Главный режиссер усаживается на свое место на авансцене и предлагает начать репетицию.

Оказавшаяся в первой кулисе рядом с юным Озаровским, Вера Федоровна дружелюбно улыбается ему своими лучистыми глазами и тихо, на этот раз испуганно, говорит:

— Вот теперь мне страшно… и я кажусь себе такой маленькой… На такой театр у меня не хватит голоса…

Озаровский играет в Александринском театре уже четвертый сезон. Желая успокоить Комиссаржевскую, он отвечает:

— Непременно хватит голоса. Я каждый раз, перед каждым выходом думаю то же самое, но вот обходится же.

Вера Федоровна благодарно принимает попытку своего нового знакомого ободрить ее и уже веселее говорит:

— С вами мы, наверное, подружимся: ведь я тоже ученица Владимира Николаевича Давыдова. И потом вы, наверное, любите путешествовать и открывать неведомое?

Озаровский смотрит на нее вопросительно, и она поясняет:

— Я люблю бывать в музеях, поглядеть что-нибудь диковинное, например восковые фигуры или кабинет испанской инквизиции. Я уже надумала, куда сходить. — После репетиции можно посмотреть живую фотографию. Вы никогда не видели живой фотографии?

— Нет, слыхал только, — проговорил Озаровский смущенно, — не успел еще.

— Значит, как только наладятся репетиции, пойдем в Пассаж смотреть «Барьерную скачку драгунского корпуса» и «Бег охотничьей собаки».

«Бой бабочек» Комиссаржевская играла в Вильне с неизменным успехом, почему и выбрала эту пьесу для дебюта. Но выступать в новом, да еще столичном театре перед незнакомой публикой было все-таки страшно.

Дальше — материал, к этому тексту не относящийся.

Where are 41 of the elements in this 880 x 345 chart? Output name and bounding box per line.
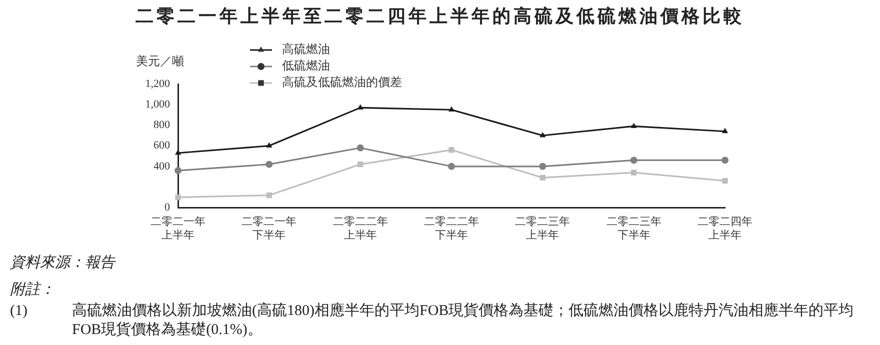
point [630,122,637,128]
point [174,150,182,155]
x-tick-label: 二零二三年上半年 [515,216,570,242]
y-tick-label: 1,200 [145,78,170,90]
text: (1) 高硫燃油價格以新加坡燃油(高硫180)相應半年的平均FOB現貨價格為基礎；低硫燃油價格以鹿特丹汽油相應半年的平均FOB現貨價格為基礎(0.1%)。 [10,303,854,338]
x-tick-label: 二零二一年下半年 [242,216,297,242]
x-tick-label: 二零二二年下半年 [424,216,479,242]
point [722,128,728,134]
point [356,144,364,152]
point [266,192,272,198]
chart-title: 二零二一年上半年至二零二四年上半年的高硫及低硫燃油價格比較 [134,5,746,28]
text: 附註： [10,281,56,300]
point [266,142,272,148]
y-tick-label: 1,000 [145,98,170,110]
x-tick-label: 二零二三年下半年 [606,216,662,242]
point [448,162,455,170]
point [631,170,637,176]
point [175,194,181,200]
x-tick-label: 二零二一年上半年 [150,216,206,242]
point [540,132,546,138]
x-tick-label: 二零二二年上半年 [332,216,388,242]
y-tick-label: 800 [154,119,170,132]
point [539,162,546,170]
y-tick-label: 0 [164,201,170,214]
x-tick-label: 二零二四年上半年 [698,216,752,242]
point [540,174,546,181]
legend-label: 高硫燃油 [282,42,330,56]
point [630,156,638,164]
legend-label: 低硫燃油 [282,58,330,73]
y-tick-label: 400 [154,160,170,172]
point [358,162,364,168]
point [448,147,454,153]
source-note: 資料來源：報告 [10,254,117,273]
y-tick-label: 600 [154,140,170,152]
legend-label: 高硫及低硫燃油的價差 [282,75,402,90]
point [448,106,455,112]
point [722,178,728,184]
point [266,160,273,168]
point [174,167,182,174]
point [722,156,728,164]
y-axis-title: 美元／噸 [136,54,184,68]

В день дебюта, четвертого апреля, Вера Федоровна встала раньше обычного, взялась было за роль, но повторять текст не было нужды, она все знала отлично. Рассеянно полистала тетрадь, проглотила наспех завтрак, не замечая вкуса любимых ею пирожков, которые напекла Мария Николаевна. Утренней репетиции не было, но Вера Федоровна все-таки вышла из дому и только на Невском сообразила, что в театр идти ей не нужно. Под навесами Гостиного двора встретилась женщина с большой плетеной корзиной, продававшая первые анемоны. Тонкий аромат их и холодок прикосновения к горячим рукам успокоили Веру Федоровну.